横浜地方裁判所 昭和47年(行ウ)21号 判決 1976年10月13日
原告 株式会社昭和カラー
被告 横浜中税務署長
訴訟代理人 房村精一 篠田学 渡辺信 横山邦男 白井文彦 ほか二名
主文
一 本件訴を却下する。
二 訴訟費用は原告の負担とする。
事 実 <省略>
理由
一 本案前の主張について
(一) 本件裁決が昭和四七年七月一一日付でなされ、右裁決書謄本が同月二七日原告に送達されたこと、その後、国税不服審判所長が右裁決書を訂正し、同年八月六日右裁決書謄本の訂正通知が原告に送達されたこと、以上の事実は当事者間に争いがなく、本件訴えが同年一一月四日提起されたものであることは、記録上明らかである。
ところで、国税通則法所定の裁決にいわゆる不可変更力を認むべきことはいうまでもないが、裁決の内容の同一性を害しない範囲内において、計算上の誤り、書損じ等の軽微な誤りを訂正することは許されると解すべきが相当である。
本件においてこれをみると、右裁決書謄本の訂正の内容は、その「理由」中の五か所にわたり、原告が昭和四三年六月二四日小原弁護士に交付した金員につき、これを「三〇〇、〇〇〇円」と記載されているのを「三〇、〇〇〇円」と訂正したものであることは、当事者間に争いがなく、<証拠省略>によれば、本件裁決に際しては、担当審判官および参加審判官は、右金員の額につき金三万円と認定してその旨議決したこと、国税不服審判所長は右議決に基づき本件裁決をしたこと、しかし、右裁決書作成の際にこれを金三〇万円と誤記したこと、所得金額については、右交付にかかる金員が金三万円であるとして正しく算出されており、右訂正による変動はないこと、以上の事実が認められ、右認定を左右するに足りる証拠はない。

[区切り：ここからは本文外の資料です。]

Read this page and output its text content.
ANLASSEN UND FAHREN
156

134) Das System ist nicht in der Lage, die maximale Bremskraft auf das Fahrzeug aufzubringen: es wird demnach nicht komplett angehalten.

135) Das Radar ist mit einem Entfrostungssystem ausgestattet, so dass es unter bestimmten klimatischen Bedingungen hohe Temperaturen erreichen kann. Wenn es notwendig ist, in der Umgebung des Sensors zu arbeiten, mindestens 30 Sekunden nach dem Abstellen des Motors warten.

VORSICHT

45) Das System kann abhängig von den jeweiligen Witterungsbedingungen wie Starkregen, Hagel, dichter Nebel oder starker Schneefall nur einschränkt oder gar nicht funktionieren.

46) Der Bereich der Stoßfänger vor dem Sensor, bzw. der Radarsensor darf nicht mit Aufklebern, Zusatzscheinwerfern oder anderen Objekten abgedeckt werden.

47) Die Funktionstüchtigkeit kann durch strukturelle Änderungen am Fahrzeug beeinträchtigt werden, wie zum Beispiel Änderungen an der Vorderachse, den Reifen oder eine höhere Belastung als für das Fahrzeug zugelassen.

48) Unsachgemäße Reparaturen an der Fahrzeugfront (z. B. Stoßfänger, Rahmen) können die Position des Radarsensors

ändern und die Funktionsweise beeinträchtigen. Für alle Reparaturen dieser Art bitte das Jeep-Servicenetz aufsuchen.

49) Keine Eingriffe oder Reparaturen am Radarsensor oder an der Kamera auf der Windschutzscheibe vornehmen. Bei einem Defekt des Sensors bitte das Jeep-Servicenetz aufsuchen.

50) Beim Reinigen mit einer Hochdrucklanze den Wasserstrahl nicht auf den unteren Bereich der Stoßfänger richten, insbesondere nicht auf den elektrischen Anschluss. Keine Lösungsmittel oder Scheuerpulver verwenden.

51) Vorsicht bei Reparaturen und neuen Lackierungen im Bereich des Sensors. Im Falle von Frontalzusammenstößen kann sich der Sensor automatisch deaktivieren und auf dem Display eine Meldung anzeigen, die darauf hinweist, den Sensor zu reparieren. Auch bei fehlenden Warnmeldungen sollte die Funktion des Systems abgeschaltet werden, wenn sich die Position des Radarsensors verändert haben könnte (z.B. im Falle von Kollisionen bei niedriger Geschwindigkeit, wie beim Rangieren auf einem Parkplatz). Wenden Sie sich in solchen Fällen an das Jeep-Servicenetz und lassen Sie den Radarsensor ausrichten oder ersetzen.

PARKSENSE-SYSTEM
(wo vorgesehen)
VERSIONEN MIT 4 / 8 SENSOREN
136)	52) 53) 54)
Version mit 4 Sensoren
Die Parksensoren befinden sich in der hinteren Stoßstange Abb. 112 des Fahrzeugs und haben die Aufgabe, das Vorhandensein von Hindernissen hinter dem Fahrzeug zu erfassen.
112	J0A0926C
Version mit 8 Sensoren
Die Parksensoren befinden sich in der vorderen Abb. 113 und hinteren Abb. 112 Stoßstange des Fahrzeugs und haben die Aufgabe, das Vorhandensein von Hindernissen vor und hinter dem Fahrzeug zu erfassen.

右認定事実によれば、本件裁決書の訂正は、単なる誤記の訂正であり、裁決の内容の同一性を害することがない軽微な誤りの訂正であるということができるから、右訂正は適法であるというべきである。
また、右訂正が右のようなものである以上、右訂正が別個独立の行政処分に該当しないことが明らかであるから、右裁決書謄本の訂正通知の送達は、本訴の出訴期間を左右するものではないといわなければならない。
(二)(1) 原告の反論(2)(イ)について
<証拠省略>によれば、原告主張の事実を認めることができる。
しかし、右裁決書謄本の訂正通知と題する書面(<証拠省略>)とすでに送達を受けていた裁決書謄本(<証拠省略>)とを照合すれば、右訂正通知が新たな裁決書謄本ではなく、すでに送達を受けていた裁決書謄本の単なる訂正の通知であることは、普通人にとつても容易にこれを認識し得るところである。のみならず、右訂正通知がされた経緯についてみると、<証拠省略>によれば、川手国税副審判官は、右裁決書謄本を原告に送達後、原告代表者に電話で右裁決書謄本に前記誤記があつた旨を連絡してその了解を求めたところ、原告代表者に口頭では困るから書面で訂正してほしい旨要求されたので、書面で右の訂正通知をしたものであることが認められるから、原告が右訂正通知を新たな裁決書謄本の送達であると誤信したことにつき責はないとする旨の原告の主張は失当であつて採用できない。
(2) 原告の反論(2)(ロ)について
原告主張の出訴期間の教示の事実は、<証拠省略>中には、これに沿う部分があるが、<証拠省略>と対比すれば、たやすくこれを措信できず、他にこれを認めるに足りる証拠はないから原告のこの点に関する主張も失当であつて採用できない。
してみると、本件訴は、前記のとおり昭和四七年一一月四日に提起されたものであるところ、右は、原告が前記裁決書謄本の送達を受け、これを知つた日である同年七月二七日から三か月を経過して後提起されたものであるから、その出訴期間を徒過した不適法なものというべきである。
二 よつて、原告の本件訴は不適法として却下することとし、訴訟費用の負担につき民訴法八九条を適用して主文のとおり判決する。